MurderByDeath
Boy howdy can St. James write a ghost story! I love this book; I woke up at 6.30 this morning and did nothing until I finished it and then I re-read a few passages just to make it last longer.
In 1920's England, Oxford student Jillian Leigh's uncle Toby, a renowned ghost hunter, is killed in a fall off a cliff, and she must drive to the seaside village of Rothewell to pack up his belongings.
Almost immediately, unsettling incidents—a book left in a cold stove, a gate swinging open on its own—escalate into terrifying events that convince Jillian an angry spirit is trying to enter the house. Is it Walking John, the two-hundred-year-old ghost who haunts Blood Moon Bay? Was Toby's death an accident?
The arrival of handsome Scotland Yard inspector Drew Merriken leaves Jillian with more questions than answers. Even as she suspects someone will do anything to hide the truth, she begins to discover spine-chilling secrets that lie deep within Rothewell…
If you're a horror or psychological horror lover, pass this review right on by; this book is a cream puff in comparison to your regular fare, but for the rest of us, this is truly an old-school, spooky ghost story with a mystery and a romance (oh the romance...). There's nothing gothic about the story, but I keep thinking of the old gothics anyway, for lack of any better comparison.
I probably should have gone 4.5 stars because Jillian goes through an improbable - neigh, impossible - number of physical calamities to still be standing upright. Or breathing, really.
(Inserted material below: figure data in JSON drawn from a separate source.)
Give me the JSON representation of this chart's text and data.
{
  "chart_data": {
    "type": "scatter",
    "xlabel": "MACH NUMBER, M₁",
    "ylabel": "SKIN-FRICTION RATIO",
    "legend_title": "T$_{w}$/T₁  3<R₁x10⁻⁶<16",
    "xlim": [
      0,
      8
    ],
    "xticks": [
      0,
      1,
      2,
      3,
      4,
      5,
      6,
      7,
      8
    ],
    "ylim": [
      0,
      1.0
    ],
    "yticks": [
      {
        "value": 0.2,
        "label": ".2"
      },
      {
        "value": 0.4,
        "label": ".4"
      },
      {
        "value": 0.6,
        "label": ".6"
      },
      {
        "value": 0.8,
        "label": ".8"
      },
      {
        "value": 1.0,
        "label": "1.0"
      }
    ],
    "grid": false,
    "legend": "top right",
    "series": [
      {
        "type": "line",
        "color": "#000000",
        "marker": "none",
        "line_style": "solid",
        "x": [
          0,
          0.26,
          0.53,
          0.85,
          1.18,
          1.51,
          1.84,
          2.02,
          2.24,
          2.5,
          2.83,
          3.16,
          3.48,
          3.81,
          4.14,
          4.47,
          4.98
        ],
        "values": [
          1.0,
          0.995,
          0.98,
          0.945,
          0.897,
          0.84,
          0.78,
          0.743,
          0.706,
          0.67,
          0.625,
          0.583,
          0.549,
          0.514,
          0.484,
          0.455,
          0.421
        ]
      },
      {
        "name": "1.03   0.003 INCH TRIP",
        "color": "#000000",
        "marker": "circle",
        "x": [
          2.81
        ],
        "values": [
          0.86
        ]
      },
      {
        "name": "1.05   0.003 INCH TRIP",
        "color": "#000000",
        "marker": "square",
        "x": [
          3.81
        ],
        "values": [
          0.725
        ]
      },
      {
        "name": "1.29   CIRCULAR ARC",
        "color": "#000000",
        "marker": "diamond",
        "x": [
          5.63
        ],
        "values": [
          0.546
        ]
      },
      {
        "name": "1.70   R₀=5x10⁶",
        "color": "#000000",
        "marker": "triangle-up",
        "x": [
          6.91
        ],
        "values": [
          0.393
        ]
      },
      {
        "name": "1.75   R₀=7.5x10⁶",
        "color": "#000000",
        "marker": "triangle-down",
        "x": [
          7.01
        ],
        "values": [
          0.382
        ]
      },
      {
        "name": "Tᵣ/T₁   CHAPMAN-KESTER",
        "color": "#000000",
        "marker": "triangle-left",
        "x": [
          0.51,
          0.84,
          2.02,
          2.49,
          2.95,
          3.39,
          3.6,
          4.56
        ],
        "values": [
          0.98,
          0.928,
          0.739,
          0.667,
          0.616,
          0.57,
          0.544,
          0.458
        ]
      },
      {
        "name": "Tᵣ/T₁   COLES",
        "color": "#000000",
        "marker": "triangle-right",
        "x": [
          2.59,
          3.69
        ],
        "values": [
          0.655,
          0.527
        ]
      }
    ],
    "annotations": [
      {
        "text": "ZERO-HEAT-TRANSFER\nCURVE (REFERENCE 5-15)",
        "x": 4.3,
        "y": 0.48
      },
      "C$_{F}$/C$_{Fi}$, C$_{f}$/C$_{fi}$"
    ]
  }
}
But the story was just so good; I was sucked in so thoroughly that I was willing to overlook her superhuman regenerative powers. Inspector Merriken was incentive enough to spur on a rapid recovery.
Ok, anything else I say beyond this point would just be repetitive gushing. I loved this book; it gave me exactly the experience I hope for every time I start a new story and I'll be looking for more of this author's work.